The organization and others like it push the message, both publicly and in Congress, that “there is this supposed untreated pain epidemic in America,” says Philip Prior, a consultant to the Ohio Department of Alcohol and Drug Addiction Services. “They’ve launched this massive lobbying effort to promote prescription narcotics to treat everything. What the pharmaceutical companies have managed to do with narcotics over the last 20 years is essentially addict a large portion of our population through devious means.”
Prior’s view is shared by Frances Hughes, chief deputy to West Virginia Attorney General Darrell McGraw Jr., who brought a civil case against Purdue Pharma during the early 2000s, accusing the company of engaging in coercive and deceptive marketing techniques. By the middle of the decade, West Virginia was suffering the nation’s highest drug overdose death rate, according to the U.S. Centers for Disease Control and Prevention, with the majority of the deaths being linked to Oxycodone-based prescription drug abuse.
“All economics come down to supply and demand,” says Hughes. “We have a black market only because the supply exceeds legitimate demand and that’s always what I believed our case was about when I first started looking at this.”
From DEA to Big Pharma
The drug companies also benefit from a proverbial “revolving door” between government and special interests. West Virginia’s lawsuit was resolved in 2004 when Purdue Pharma agreed to pay $10 million over four years into drug abuse and education programs in the state. The settlement was negotiated on Purdue Pharma’s behalf by Eric Holder Jr., then a private attorney, who five years later became the chief of the Justice Department, which oversees DEA.
There is also a revolving door between the DEA’s Office of Diversion Control, and the pharmaceutical industry. For example, Mark W. Caverly served as chief of the Liaison and Policy Section within the Office of Diversion Control at DEA until early this year. It was his job to work with DEA-regulated industries and associations, providing interpretations of federal law and regulations to congressional staff, DEA registrants and the general public.
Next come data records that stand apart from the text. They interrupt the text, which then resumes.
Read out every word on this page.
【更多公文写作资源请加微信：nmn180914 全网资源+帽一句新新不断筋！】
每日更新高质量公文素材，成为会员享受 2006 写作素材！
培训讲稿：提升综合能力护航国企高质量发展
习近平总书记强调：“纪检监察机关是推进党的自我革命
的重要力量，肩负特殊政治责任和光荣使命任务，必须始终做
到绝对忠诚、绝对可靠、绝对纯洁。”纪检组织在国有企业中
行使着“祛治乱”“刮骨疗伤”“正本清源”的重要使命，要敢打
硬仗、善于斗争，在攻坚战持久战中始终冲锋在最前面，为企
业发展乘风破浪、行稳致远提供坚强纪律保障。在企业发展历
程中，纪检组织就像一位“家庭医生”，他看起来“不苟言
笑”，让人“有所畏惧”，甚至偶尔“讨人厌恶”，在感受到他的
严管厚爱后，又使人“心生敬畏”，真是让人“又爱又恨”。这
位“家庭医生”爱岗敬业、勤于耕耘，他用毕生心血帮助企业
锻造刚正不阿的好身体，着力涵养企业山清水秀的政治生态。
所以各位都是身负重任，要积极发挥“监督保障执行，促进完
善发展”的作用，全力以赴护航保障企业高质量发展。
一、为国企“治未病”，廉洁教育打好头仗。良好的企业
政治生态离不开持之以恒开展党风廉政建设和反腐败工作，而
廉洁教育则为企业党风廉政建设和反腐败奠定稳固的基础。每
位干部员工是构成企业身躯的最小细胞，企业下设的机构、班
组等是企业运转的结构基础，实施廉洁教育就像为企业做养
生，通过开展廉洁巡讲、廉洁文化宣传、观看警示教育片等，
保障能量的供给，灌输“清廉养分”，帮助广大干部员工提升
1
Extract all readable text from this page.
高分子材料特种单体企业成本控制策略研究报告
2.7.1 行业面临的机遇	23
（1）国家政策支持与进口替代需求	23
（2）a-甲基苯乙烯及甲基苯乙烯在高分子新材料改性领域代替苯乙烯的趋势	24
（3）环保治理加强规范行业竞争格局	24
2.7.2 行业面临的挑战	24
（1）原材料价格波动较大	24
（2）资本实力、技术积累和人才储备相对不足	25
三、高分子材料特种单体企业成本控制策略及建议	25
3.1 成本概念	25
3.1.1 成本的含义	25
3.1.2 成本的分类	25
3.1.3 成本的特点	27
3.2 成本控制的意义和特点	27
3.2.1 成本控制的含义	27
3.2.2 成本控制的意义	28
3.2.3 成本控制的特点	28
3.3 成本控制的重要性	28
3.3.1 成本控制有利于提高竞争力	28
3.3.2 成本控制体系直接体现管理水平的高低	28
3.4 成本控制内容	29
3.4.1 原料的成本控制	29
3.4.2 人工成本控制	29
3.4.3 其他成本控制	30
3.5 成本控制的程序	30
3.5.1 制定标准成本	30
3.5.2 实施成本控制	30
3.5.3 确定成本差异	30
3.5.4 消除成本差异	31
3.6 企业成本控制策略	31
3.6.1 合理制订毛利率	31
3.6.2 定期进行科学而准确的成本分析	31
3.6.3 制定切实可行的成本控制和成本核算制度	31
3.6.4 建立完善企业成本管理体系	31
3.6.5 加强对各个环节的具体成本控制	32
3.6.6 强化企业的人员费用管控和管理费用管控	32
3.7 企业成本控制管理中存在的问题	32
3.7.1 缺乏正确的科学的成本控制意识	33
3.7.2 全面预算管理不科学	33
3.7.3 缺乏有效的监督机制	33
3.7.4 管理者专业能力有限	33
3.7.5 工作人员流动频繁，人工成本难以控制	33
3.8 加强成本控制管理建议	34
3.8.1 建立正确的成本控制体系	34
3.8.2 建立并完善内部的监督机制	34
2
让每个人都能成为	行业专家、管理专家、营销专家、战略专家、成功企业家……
In May, Cegedim Relationship Management, a consulting firm based in New Jersey and owned by a French multinational, announced it had hired Caverly. The firm specializes in facilitating “compliance” with DEA regulations.
Cegedim’s chief compliance officer, Ron W. Buzzeo, is himself a DEA retiree who served as a deputy director of the Office of Diversion Control from 1982 through 1990. In an interview, Buzzeo dismissed the suggestion that there might be a conflict of interest. “To help somebody meet the regulatory requirements? Why would that be a conflict of interest? I don’t understand the question,” he said.
Frances Hughes said the fact that people working in the Office of Diversion control know that they might get lucrative work with drug companies upon retirement constitutes a conflict of interest that prevents DEA officials from doing their duty.
“Are you really going to strike out and be on the front lines against an industry that you might depend on for a job after you retire from the DEA?” she asked. “No. Are you going to offer an opinion or do something that’s going to cut off your flow of money? No.”
“It’s insidious and the result is that you have agencies that become captive to the regulated industry,” Hughes added. “In this case, it would be terrible if we had the DEA being a captive of the pharmaceutical industry.”